History is replete with examples of what humans are capable of in times of war, including horrible crimes against their fellow humans. In this case, the students are looking at war not from a military perspective, but a civilian one. Not just a civilian, but a survivor. The subject of the graphic novel The Complete Maus is one of a handful who lived to tell others about one of the worst atrocities committed in recent memory: The Holocaust. This lesson for 11th graders utilizes a discussion of the graphic novel and the creation of graphic novels about the Holocaust by the students themselves, pulling information from The Complete Maus and other primary and secondary sources.
Art Spiegelman created this two volume set as a way to become closer to his father and to learn more about his experiences as he was interred in a concentration camp during World War II. The author uses mice, rats, and cats as the anthropomorphic representations of the players in this drama to dazzling effect. This Pulitzer Prize winning graphic novel will transport the students back in time, and show them heart-wrenching glimpses of what it was like to survive at a time when survival was no longer a guarantee, but impossible for millions.
Researching this topic will give the students a wider world view of what went on in this turbulent time, strengthening their research skills by looking for both primary and secondary sources, their critical thinking skills since they are looking at a historical fact, and their critical reading skills as they try to understand the tone and context of Mr. Spiegelman’s words and images. When they combine all of these, their own graphic novels will reflect the hard work and effort that it took to learn about a subject that is denied by some, yet mourned and remembered by all.
Special thanks to Melodi Pulliam, graduate of NKU's Library Informatics program, for creating this lesson as part of her Capstone Project before graduating in 2014. Image Source: Penguin Random House -
Primary sources are first-hand accounts of historical events, like the Holocaust (including books, letters, recordings, etc.) while Secondary sources are materials written about the event after it has already happened…that is why you need both to study and cite history and it’s facts (UTSC, 2014).

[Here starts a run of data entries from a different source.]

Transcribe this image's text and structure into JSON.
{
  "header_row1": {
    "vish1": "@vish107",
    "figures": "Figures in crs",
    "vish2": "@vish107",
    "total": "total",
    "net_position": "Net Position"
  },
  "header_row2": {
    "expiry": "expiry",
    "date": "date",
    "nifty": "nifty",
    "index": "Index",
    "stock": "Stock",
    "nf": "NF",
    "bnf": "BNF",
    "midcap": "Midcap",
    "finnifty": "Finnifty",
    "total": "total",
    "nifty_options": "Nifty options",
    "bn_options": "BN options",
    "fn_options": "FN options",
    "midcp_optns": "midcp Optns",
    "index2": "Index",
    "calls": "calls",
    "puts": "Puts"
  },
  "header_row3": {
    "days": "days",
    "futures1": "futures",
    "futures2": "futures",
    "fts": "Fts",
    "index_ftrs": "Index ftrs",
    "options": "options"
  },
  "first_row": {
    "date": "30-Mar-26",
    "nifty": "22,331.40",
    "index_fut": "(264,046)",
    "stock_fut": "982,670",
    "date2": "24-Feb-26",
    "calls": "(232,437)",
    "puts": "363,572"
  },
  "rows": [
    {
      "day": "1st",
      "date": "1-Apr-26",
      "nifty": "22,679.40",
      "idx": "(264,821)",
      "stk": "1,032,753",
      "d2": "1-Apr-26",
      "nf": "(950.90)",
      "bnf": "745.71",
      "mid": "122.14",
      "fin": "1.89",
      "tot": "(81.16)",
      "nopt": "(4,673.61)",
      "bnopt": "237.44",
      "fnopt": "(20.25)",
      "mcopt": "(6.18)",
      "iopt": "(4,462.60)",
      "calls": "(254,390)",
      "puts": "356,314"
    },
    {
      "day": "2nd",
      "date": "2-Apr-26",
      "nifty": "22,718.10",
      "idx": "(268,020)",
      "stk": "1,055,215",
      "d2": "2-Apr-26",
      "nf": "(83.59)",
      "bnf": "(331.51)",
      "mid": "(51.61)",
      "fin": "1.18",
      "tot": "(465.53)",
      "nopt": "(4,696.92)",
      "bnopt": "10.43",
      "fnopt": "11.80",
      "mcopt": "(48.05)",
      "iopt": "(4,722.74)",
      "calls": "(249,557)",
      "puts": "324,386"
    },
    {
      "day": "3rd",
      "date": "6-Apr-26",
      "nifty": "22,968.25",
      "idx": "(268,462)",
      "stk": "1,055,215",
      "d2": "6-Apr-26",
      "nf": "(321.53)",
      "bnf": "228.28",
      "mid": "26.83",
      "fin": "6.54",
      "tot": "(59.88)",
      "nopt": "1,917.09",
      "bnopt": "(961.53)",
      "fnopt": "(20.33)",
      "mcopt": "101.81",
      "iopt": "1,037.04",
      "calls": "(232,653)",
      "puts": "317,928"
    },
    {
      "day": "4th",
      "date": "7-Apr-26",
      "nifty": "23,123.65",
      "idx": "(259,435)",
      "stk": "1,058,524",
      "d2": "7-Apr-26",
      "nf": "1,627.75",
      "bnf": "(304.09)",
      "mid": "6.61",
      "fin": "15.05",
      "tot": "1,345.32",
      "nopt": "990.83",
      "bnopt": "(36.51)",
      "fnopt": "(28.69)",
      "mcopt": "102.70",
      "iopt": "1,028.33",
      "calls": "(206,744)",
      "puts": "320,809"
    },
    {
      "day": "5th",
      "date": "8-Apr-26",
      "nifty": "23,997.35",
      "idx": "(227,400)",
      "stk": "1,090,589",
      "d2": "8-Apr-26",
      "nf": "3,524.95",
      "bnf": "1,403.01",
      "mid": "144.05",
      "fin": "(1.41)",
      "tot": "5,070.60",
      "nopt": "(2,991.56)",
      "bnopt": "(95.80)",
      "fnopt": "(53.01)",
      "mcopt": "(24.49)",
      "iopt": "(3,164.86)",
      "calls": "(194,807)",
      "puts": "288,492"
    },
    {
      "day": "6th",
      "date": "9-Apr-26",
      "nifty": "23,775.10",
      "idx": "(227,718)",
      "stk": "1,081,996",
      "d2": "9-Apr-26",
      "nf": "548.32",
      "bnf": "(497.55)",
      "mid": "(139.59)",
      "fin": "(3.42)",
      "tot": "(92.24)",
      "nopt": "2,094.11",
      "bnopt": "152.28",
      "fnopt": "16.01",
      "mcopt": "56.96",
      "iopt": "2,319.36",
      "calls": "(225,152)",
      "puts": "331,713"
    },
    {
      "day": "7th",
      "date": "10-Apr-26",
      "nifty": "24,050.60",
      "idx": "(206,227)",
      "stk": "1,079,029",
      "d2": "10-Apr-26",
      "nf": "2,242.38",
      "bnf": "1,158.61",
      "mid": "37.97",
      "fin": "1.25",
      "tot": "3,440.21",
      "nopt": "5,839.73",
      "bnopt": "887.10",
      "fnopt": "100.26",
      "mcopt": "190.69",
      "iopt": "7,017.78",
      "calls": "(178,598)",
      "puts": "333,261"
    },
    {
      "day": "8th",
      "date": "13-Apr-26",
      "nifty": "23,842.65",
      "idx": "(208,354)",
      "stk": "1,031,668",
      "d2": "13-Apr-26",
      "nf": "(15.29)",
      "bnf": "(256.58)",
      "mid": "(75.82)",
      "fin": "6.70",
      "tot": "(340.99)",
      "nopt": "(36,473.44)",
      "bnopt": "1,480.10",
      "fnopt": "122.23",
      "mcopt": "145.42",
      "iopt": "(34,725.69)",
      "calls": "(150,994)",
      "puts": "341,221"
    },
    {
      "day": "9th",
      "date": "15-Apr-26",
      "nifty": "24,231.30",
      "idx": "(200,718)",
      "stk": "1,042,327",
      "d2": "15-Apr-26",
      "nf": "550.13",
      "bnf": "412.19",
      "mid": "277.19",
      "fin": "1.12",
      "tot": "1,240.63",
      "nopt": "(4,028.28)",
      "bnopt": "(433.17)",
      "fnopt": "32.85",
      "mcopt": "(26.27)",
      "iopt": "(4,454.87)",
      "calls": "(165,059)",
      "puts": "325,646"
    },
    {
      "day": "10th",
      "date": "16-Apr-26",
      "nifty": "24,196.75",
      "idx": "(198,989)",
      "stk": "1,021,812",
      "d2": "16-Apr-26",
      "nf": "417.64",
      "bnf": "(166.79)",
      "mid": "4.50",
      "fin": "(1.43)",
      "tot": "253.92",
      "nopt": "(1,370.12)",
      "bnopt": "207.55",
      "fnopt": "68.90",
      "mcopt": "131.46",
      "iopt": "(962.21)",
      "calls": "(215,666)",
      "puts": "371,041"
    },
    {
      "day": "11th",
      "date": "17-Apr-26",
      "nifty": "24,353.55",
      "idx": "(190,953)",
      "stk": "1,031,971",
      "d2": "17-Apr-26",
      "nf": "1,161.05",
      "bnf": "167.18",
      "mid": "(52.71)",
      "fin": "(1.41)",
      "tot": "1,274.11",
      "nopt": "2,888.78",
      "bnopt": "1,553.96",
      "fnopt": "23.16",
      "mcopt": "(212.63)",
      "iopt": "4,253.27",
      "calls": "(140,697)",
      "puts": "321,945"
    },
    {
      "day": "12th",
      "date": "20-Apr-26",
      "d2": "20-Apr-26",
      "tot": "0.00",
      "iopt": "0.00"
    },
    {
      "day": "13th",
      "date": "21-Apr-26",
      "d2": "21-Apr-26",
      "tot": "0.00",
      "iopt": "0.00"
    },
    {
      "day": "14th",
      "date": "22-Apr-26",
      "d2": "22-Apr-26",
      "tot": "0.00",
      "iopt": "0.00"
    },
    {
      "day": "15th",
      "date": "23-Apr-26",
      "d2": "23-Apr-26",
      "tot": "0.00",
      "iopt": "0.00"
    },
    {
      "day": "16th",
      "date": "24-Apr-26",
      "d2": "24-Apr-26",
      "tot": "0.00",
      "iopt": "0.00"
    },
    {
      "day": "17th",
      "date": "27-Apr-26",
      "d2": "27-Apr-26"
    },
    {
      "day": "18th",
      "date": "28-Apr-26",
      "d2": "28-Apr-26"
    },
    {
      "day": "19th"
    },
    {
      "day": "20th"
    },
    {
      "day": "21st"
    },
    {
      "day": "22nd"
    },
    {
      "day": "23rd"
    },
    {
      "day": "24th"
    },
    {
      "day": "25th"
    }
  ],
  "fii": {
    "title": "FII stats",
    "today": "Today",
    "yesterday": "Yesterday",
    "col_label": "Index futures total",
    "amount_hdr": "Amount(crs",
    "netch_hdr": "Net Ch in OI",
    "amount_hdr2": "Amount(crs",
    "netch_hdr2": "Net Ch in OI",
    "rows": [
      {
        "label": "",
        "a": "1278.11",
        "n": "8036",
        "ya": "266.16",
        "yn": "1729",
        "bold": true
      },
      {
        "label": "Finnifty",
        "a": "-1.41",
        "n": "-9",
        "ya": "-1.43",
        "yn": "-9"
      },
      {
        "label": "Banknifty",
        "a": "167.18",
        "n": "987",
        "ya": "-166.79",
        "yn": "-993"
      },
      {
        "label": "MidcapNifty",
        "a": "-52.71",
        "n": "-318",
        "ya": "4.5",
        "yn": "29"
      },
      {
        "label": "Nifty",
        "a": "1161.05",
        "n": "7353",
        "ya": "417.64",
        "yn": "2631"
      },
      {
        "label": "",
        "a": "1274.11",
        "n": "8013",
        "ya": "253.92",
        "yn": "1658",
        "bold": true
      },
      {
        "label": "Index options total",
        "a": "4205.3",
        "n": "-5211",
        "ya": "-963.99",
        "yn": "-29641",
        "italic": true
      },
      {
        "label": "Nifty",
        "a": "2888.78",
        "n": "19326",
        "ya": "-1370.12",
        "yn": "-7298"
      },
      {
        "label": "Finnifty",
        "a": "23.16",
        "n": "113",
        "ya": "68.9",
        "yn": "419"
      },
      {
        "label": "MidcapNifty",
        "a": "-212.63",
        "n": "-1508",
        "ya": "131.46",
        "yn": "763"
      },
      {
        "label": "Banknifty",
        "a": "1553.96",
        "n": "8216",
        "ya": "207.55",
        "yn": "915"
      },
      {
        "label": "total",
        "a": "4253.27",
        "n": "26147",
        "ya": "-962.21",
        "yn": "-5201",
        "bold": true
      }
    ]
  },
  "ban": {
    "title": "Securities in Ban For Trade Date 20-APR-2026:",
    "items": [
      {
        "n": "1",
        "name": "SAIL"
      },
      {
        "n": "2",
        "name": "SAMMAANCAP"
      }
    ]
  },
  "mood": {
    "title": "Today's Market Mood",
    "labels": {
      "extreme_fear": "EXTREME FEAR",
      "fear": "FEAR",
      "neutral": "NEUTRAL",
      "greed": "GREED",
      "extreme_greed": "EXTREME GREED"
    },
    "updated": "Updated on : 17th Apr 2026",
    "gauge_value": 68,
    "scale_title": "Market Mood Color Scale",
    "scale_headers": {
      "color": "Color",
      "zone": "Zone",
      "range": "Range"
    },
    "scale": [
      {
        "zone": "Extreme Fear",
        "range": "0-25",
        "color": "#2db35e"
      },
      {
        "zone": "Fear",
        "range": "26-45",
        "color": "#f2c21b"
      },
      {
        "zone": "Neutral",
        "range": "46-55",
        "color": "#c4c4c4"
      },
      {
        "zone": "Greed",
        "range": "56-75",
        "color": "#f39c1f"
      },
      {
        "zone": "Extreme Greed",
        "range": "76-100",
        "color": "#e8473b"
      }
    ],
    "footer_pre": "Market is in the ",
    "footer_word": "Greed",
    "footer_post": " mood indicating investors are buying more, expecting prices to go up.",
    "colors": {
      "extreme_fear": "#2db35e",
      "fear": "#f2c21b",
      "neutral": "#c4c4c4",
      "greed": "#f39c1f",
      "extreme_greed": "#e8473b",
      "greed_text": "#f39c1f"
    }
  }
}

University of Toronto-Scarborough Library. (2014, Mar. 19). Primary & Secondary sources explained. In Finding Primary Sources: Research Guides. Retrieved from guides.library.utoronto.ca
Assignment for an 11th grade audience: Students will read The Complete Maus as a starting point and from there, research the Holocaust using primary and secondary sources. They will use this information to create their own graphic novel about the Holocaust.
1.This assignment will be one where students can let their creative juices flow. The students will be creating a graphic novel of their own, based around some aspect of the Holocaust (their choice), drawing information from primary and secondary sources (3-5 with 3 being the minimum), with the proper citations.
2. Students will do a mix of online and in person research to get the needed information.
3. This will be the point when they set up the tone, context and overall “feel” of their graphic novel, and they will illustrate it as they see fit. Please remember that these will be on display later for others to see, so not too much violence or criminal activity (self-explanatory).
4. This lesson is meant to show students many different point of views and experiences of the Holocaust, and for students to collect some of those views and experiences and create a perspective (their own) that is unique and original (a fresh set of eyes).
Recommended Websites for Further Research
Also, please encourage the students to do their own search through the Library of Congress website, as they will find many valuable primary and secondary sources directly from before, during and after the time period. Library of Congress homepage: http://www.loc.gov/
Kentucky Standards and Common Core Standards for lesson
The lesson uses the Kentucky state History of the Holocaust-High School Curriculum Guide for standards and best practices. The Kentucky Standards and their definitions are listed first, followed by the corresponding Common Core Standards.
Students will understand that history is an account of human activities that is interpretive in nature, and a variety of tools (e.g., primary and secondary sources, data, and artifacts) are needed to analyze historical events.
Students will understand that history is a series of connected events shaped by multiple cause-effect relationships, tying past to present.
Program of Studies: Skills and Concepts
Students will demonstrate an understanding of the interpretative nature of history using a variety of tools (e.g., primary and secondary sources, Internet, timelines, maps, and data):
a) Students will investigate and analyze perceptions and perspectives (e.g., gender, race, region, ethnic group, nationality, age, economic status, religion, politics, and geographic factors) of people and historical events in the modern world (world civilizations, U.S. history)
b) Students will examine multiple cause-effect relationships that have shaped history (e.g., showing how a series of events are connected)
The above standards are all Kentucky created standards that are aligned with these Common Core Standards:
Students will use a variety of tools (e.g., primary and secondary sources, data, artifacts) to analyze perceptions and perspectives (e.g., gender, race, region, ethnic group, nationality, age, economic status, religion, politics, geographic factors) of people and historical events in the modern world (1500 A.D. to present) and United States History (Reconstruction to present).
Students will analyze how history is a series of connected events shaped by multiple cause and effect relationships, tying past to present.